I am constrained to ask why the government would consider rebuilding the Glass Window Bridge when experts have advised the Bahamas government that its replacement cost is prohibitive and a causeway on the calm side of the bridge is more cost effective and would serve the same logistical and economic purposes for Eleuthera’s residents and its economy.

The Glass Window Bridge and its replacement cost aside, the Public Works Minister also told the media that engineers are analyzing and preparing a report on the circumstances surrounding and the root causes of these “shocking conditions,” particularly in one area just down from the bridge where the water has cut through the road almost eight feet deep, effectively impacting the mobility of the people in North Eleuthera.

We hope that in a spirit of honesty, open government, transparency and accountability, the good Minister will include the following information in the causal factors and root cause analysis section of the report. This exercise is necessary to ensure that no reoccurrence of this disaster takes place in the future:

The name of the company and owner/operator of the sandpit dredging operations will be very helpful and in the public interest to know. Additionally, the Minister will do well to ascertain whether the owner/operator was in possession of the requisite and valid government issued permits for this type of operations. Perhaps the erstwhile Member for North Eleuthera can assist the Works Minister and Prime Minister in sourcing this information.

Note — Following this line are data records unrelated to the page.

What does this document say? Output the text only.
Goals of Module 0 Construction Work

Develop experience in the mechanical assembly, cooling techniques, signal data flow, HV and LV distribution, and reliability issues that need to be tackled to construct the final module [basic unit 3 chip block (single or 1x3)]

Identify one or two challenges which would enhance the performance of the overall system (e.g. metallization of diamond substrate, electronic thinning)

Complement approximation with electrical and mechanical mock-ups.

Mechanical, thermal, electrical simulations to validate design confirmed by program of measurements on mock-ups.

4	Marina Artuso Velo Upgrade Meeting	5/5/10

In my view, there is value and utility in determining whether the excavation or mining of sand at the sand pit reached a depth of say 14 feet below the surface of the road in the vicinity of the sandpit and Queens Highway where the road was split in two. If this is so then the public could understand that the breach of the foundational support for the thoroughfare coupled with inclement weather and surf surges pounding at the foundation could compromise the integrity of the road’s foundation, causing a collapse and “wash away.” A watchful and diligent government oversight and regulatory agency would and should not allow that to happen and the duly signed and approved permit would clearly stipulate very strict operational parameters for the sand dredging.

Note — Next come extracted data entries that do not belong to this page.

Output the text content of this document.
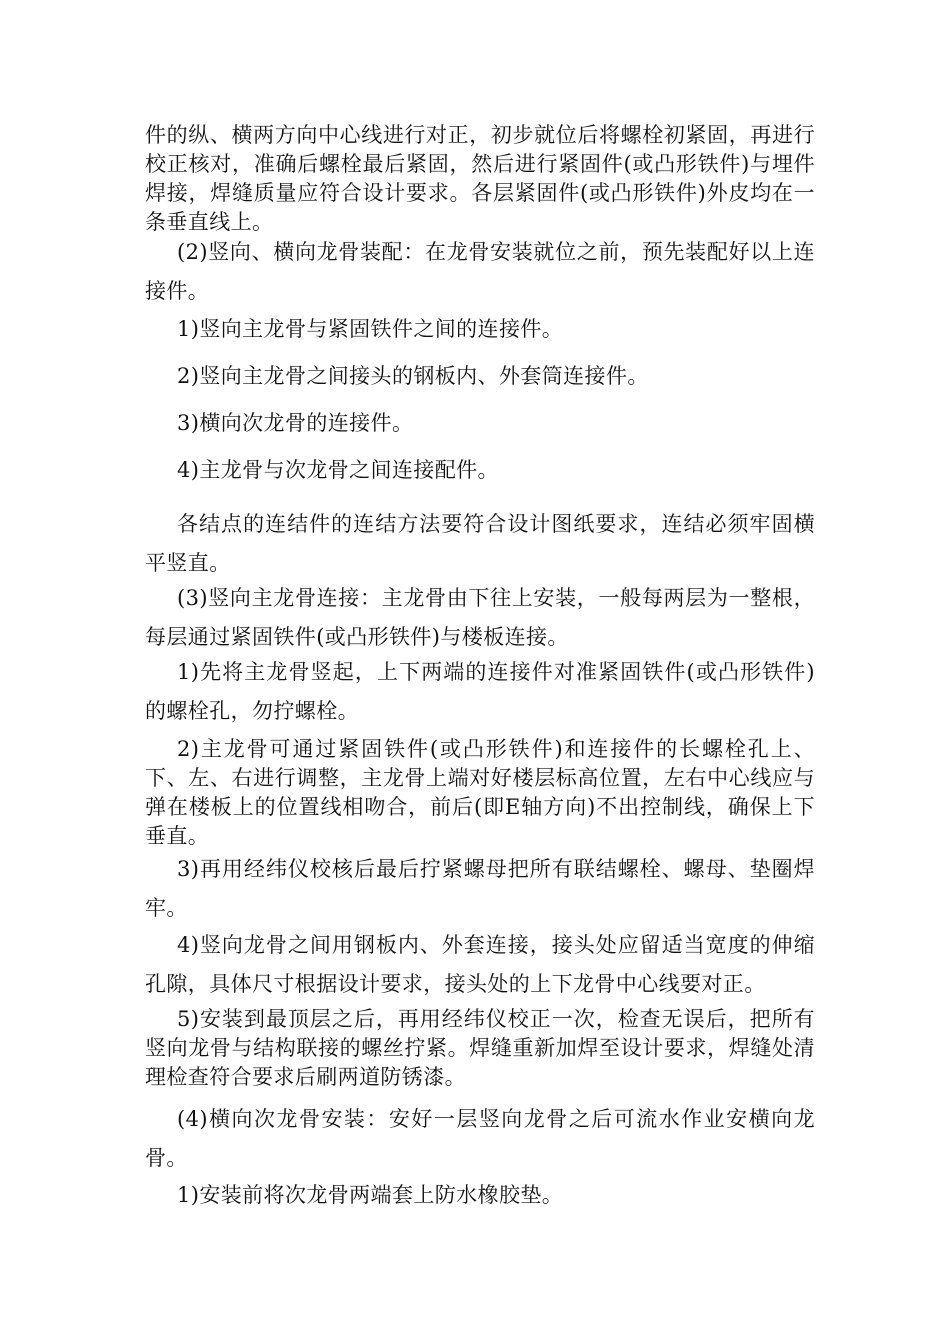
件的纵、横两方向中心线进行对正，初步就位后将螺栓初紧固，再进行校正核对，准确后螺栓最后紧固，然后进行紧固件(或凸形铁件)与埋件焊接，焊缝质量应符合设计要求。各层紧固件(或凸形铁件)外皮均在一条垂直线上。

(2)竖向、横向龙骨装配：在龙骨安装就位之前，预先装配好以上连接件。

1)竖向主龙骨与紧固铁件之间的连接件。

2)竖向主龙骨之间接头的钢板内、外套筒连接件。

3)横向次龙骨的连接件。

4)主龙骨与次龙骨之间连接配件。

各结点的连结件的连结方法要符合设计图纸要求，连结必须牢固横平竖直。

(3)竖向主龙骨连接：主龙骨由下往上安装，一般每两层为一整根，每层通过紧固铁件(或凸形铁件)与楼板连接。

1)先将主龙骨竖起，上下两端的连接件对准紧固铁件(或凸形铁件)的螺栓孔，勿拧螺栓。

2)主龙骨可通过紧固铁件(或凸形铁件)和连接件的长螺栓孔上、下、左、右进行调整，主龙骨上端对好楼层标高位置，左右中心线应与弹在楼板上的位置线相吻合，前后(即E轴方向)不出控制线，确保上下垂直。

3)再用经纬仪校核后最后拧紧螺母把所有联结螺栓、螺母、垫圈焊牢。

4)竖向龙骨之间用钢板内、外套连接，接头处应留适当宽度的伸缩孔隙，具体尺寸根据设计要求，接头处的上下龙骨中心线要对正。

5)安装到最顶层之后，再用经纬仪校正一次，检查无误后，把所有竖向龙骨与结构联接的螺丝拧紧。焊缝重新加焊至设计要求，焊缝处清理检查符合要求后刷两道防锈漆。

(4)横向次龙骨安装：安好一层竖向龙骨之后可流水作业安横向龙骨。

1)安装前将次龙骨两端套上防水橡胶垫。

The Minister of Works must be explicit with the Parliament and by extension the general public in stating whether or not the mining of sand and the operation of a sandpit in the area adjacent to Queens’s Highway contributed significantly and/or directly to the foundational collapse and erosion of the road’s foundational support, causing it to split in two by the sea.

The Minister of Works must inform the Honourable House and lay on the table a copy of the engineer’s report outlining the estimated cost for the re-construction or reinstatement of the road. Additionally, it will be interesting to know and see whether the Minister will hold the owner/operator of the sand pit dredging operation responsible and accountable for the destruction of nearby mangroves that this sandpit dredging operation has contributed to or directly caused.

Dr. Minnis, his cabinet colleagues and his parliamentary caucus have another huge opportunity to demonstrate to the Bahamian people and indeed the world just how transparent, open, honest and accountable they are as a government. They did a piss poor job with the Oban Energies deal but be thankful for second chances. Any government willing to go to the extent of using an obituary to name drop and to finger point should take much glee in this exercise. This engineer’s report must have a section in it on “political interference and abuse” because this Minnis led FNM government will have it no other way, just ask Ernst Young. The perpetrator (or perpetrators) must be held up to scorn and ridicule because this is the FNM way. We await with bated breath for Minister Bannister’s published engineer’s report on this Queen’s Highway debacle.